Éxito relativo, hemos ganado varios
premios pero...
Me refiero al éxito de los frutos
que se ven.
Cuando tú ves que estás abriendo
puertas, que la víctima va y abraza al
agresor, a mi me parece muy importante.
Como en el caso del médico
que conté, que él logre perdonar a
su esposa, y que eso se refleje en los
niños ya que podría haber significado
la separación y hasta la pérdida de la
patria potestad, porque eso mata, a
todos, a ella, a los niños y a él.
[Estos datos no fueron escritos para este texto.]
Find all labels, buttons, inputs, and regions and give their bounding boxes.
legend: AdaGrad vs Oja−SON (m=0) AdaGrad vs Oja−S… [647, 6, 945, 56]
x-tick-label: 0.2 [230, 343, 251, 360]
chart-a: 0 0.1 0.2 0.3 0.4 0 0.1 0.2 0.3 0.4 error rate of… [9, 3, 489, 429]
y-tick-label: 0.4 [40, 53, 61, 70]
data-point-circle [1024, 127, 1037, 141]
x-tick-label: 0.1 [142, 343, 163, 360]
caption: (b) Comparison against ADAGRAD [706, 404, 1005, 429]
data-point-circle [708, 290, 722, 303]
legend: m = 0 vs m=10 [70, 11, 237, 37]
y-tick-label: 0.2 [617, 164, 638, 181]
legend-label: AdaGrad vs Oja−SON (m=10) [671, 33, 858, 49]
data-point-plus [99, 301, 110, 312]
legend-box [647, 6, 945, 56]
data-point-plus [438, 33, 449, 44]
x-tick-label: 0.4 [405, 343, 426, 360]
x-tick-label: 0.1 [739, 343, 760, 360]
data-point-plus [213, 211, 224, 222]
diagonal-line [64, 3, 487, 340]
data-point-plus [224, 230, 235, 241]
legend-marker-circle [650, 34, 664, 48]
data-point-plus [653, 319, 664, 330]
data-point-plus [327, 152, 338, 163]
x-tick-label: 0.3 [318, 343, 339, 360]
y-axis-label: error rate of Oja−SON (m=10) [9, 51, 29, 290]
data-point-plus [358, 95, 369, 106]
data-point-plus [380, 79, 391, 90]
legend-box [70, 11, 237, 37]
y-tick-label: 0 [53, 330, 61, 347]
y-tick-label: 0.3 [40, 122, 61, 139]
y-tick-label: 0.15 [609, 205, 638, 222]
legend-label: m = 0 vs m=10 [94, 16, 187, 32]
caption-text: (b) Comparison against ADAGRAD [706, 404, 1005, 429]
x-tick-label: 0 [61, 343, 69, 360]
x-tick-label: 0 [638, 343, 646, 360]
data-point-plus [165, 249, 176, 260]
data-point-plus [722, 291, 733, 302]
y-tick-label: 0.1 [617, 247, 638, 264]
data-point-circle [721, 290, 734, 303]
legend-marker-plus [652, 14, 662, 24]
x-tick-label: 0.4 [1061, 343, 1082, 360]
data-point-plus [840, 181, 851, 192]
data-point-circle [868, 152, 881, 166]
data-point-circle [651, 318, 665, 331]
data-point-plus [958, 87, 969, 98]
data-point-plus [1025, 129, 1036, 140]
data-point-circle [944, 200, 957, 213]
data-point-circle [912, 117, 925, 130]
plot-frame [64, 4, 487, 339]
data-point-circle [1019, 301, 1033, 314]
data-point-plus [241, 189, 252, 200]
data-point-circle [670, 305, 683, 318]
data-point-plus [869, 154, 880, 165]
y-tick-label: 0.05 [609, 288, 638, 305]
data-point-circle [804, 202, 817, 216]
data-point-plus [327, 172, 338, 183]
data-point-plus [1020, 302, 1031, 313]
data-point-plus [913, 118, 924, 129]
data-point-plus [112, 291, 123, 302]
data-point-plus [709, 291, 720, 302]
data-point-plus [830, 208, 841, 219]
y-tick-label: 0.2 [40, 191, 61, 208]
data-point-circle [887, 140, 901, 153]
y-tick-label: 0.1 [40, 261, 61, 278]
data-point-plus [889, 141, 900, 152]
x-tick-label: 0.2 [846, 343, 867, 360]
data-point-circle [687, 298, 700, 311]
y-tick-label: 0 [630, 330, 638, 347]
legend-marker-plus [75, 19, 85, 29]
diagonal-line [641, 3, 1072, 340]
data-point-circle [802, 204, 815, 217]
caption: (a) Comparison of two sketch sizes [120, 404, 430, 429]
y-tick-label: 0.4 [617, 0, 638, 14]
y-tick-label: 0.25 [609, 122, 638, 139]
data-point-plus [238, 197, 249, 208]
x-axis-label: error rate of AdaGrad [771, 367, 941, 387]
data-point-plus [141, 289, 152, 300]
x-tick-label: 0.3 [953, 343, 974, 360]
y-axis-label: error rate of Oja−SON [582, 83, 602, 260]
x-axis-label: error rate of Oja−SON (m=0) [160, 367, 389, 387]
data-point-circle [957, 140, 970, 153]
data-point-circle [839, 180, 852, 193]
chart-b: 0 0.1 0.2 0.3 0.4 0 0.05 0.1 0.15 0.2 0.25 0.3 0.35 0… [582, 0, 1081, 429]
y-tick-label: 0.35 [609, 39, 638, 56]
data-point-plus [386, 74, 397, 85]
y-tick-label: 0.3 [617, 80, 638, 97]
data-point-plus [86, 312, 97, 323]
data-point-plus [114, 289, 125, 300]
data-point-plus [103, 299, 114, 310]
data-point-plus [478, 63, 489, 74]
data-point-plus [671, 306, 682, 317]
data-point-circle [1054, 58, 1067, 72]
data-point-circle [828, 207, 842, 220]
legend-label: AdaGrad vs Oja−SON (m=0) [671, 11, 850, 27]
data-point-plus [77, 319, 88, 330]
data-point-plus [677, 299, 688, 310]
Si tú
te das cuenta, las consecuencias son
muy importantes.
Y ¿cómo se aplica a nivel social? ¿Cómo instrumentarlo a nivel
social, en escuelas, prisiones, empresas?
El éxito nuestro está precisamente
en esto, en cómo hemos diseñado la
propuesta, práctica y lúdica, tocando
con tu mano tus propios problemas.
Esas son las Escuelas de Perdón y
Reconciliación (EsPeRe). Aquí como
te digo, tenemos a Jairo y a Paula que
entrenaron a un grupo acá. Y la idea
es que ellos también se fortalezcan
tanto en la metodología, para que
sean capaces de multiplicarlo. El éxito del sistema consiste en que
entrenamos entrenadores para que
entrenen entrenadores y que a su vez
estos entrenen entrenadores, así es
como se multiplica la propuesta.
Este año ya hacemos el segundo encuentro
internacional con la presencia
de 13 países. La idea es que tal vez
vengamos una vez más, pero a nosotros
no nos gusta perpetuarnos
¿Usted es psicólogo?
No. Soy sociólogo, aunque creo
que me he vuelto psicólogo. Pero
en realidad yo he querido sacar este
tema de la terapia personal y llevarlo
más a la política pública, es más un
problema de educación, de salud. Y
este sistema es de rápido impacto,
es muy movilizador y permite nuevas
alternativas.
¿Cuando piensan volver por acá?
Y bueno... (rie) cuando nos inviten.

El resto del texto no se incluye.